The key reason to buy the StarSense Explorer LT 114AZ is to get your hands on its impeccable StarSense app-driven goodies. Comprising a StarSense Explorer universal smartphone dock that physically attaches to a computer and the StarSense app for smartphones, this ‘go-to’ system is immense. Once you’ve entered the code supplied in the box into the app all you do is place your smartphone in the dock. Select an object from the app’s vast database and arrows will be presented on the screen to direct you to that object. You have to move the telescope manually – this is not a motorized telescope – but it’s incredibly easy to do.
StarSense may be amazing, but it’s also worth considering the optics inside the StarSense Explorer LT 114AZ. A Newtonian reflector with a 4.5”/114mm aperture, it comes with 1in/25 mm and a 0.4in/10 mm Kellner eyepieces as well as a 2x Barlow lens, which doubles the magnification to 200x. It also comes with an aluminum tripod fitted with vibration suppression pads.
Optical design: Newtonian reflector
Focal length: 39.3”/1000mm
Focal ratio: f/9
Eyepiece focal length: 1”/25 mm (40x) and 0.4”/10 mm (100x)
Total kit weight: 6.6 lbs/2.99 kg
Mount type: manual altazimuth
Celestron StarSense Explorer LT 114AZ: performance
The StarSense Explorer LT 114AZ is designed for high magnification on bright objects in the night sky. Despite that app being very easy to use it’s difficult to actually get targets into the field of view of the StarSense Explorer LT 114AZ. As well as being slightly difficult to move left and right – the whole thing lacks fluidity – its bearing suffers from overreach and recoil, which makes it difficult to get an object into the field of view of the optics. It lacks slow motion hand controls of sufficient quality to cure this. The LT 114AZ is also just too light.

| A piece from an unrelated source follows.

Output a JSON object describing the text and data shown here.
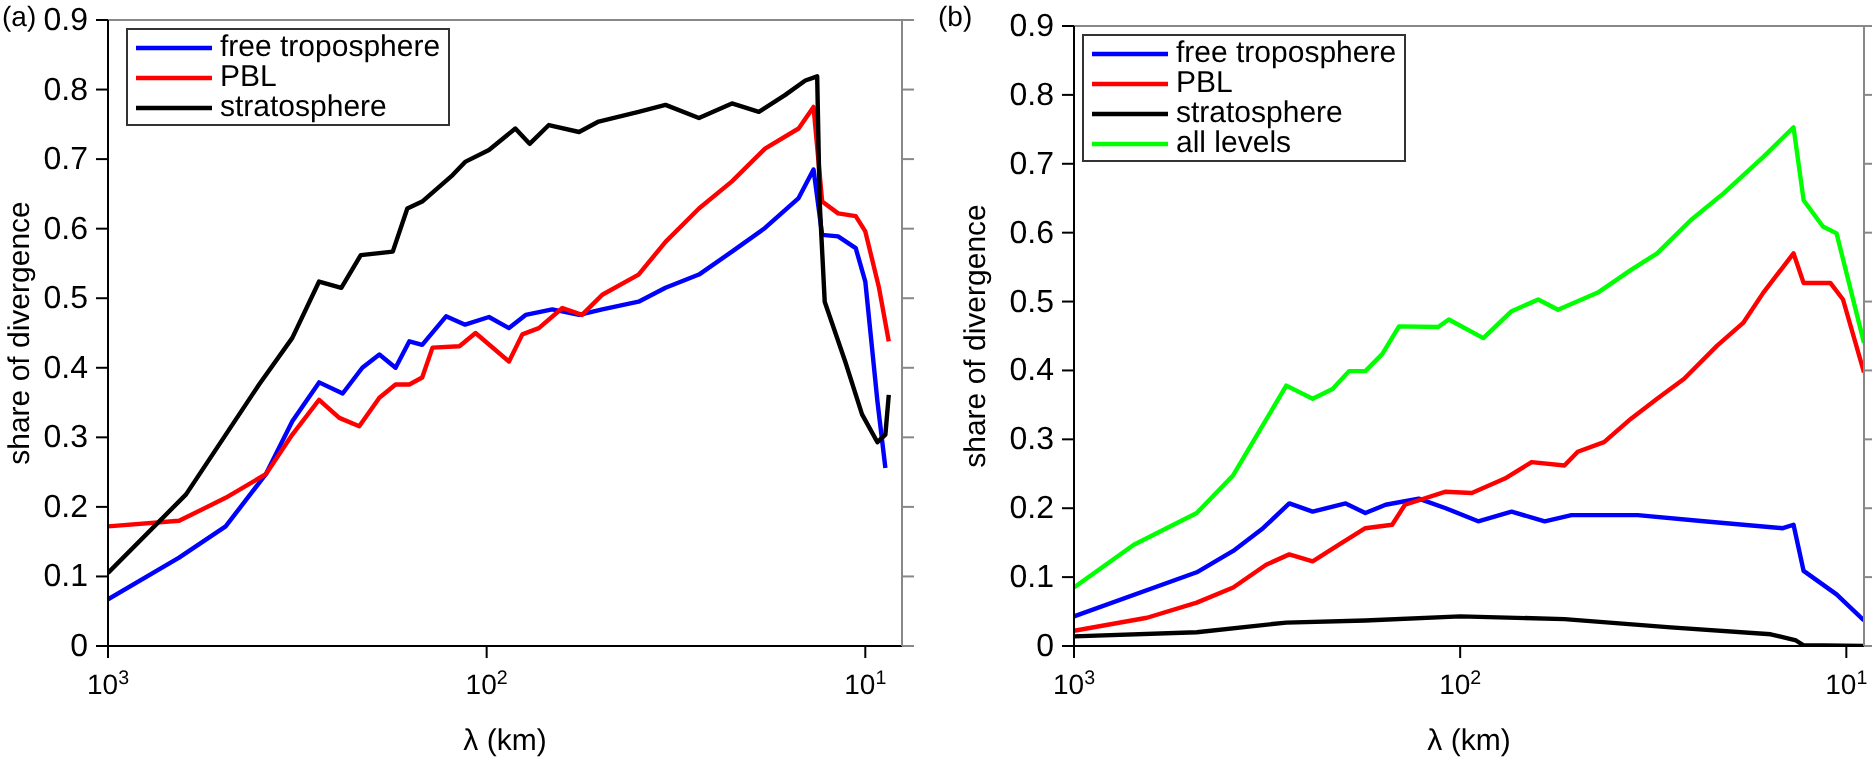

It lacks stability – thanks to a flimsy tripod – and its imprecise focuser adds to the wobbles.
When we did eventually get eyes-on with Jupiter the StarSense Explorer LT 114AZ showed a very bright image that was affected somewhat by chromatic aberration. The resulting thick purple line around the giant planet’s bright disc also extended to three of its moons in orbit. It was less of a problem with dimmer Saturn and we did manage to get a great view of the ringed planet using the 2x Barlow lens in the box. The StarSense Explorer LT 114AZ’s high focal ratio and low aperture mean that deep sky objects do lack brightness and contrast.
Celestron StarSense Explorer LT 114AZ: verdict
The Celestron StarSense Explorer LT 114AZ is the most affordable and most basic telescope in Celestron’s StarSense range, but it lacks versatility. StarSense is incredible and it puts in a respectable performance with the moon and planets, but there’s little else to like here. Despite StarSense making targets easy to find, the Celestron StarSense Explorer LT 114AZ’s basic build quality makes it difficult to point while its high focal ratio and low aperture ensure that deep sky objects lack brightness and contrast.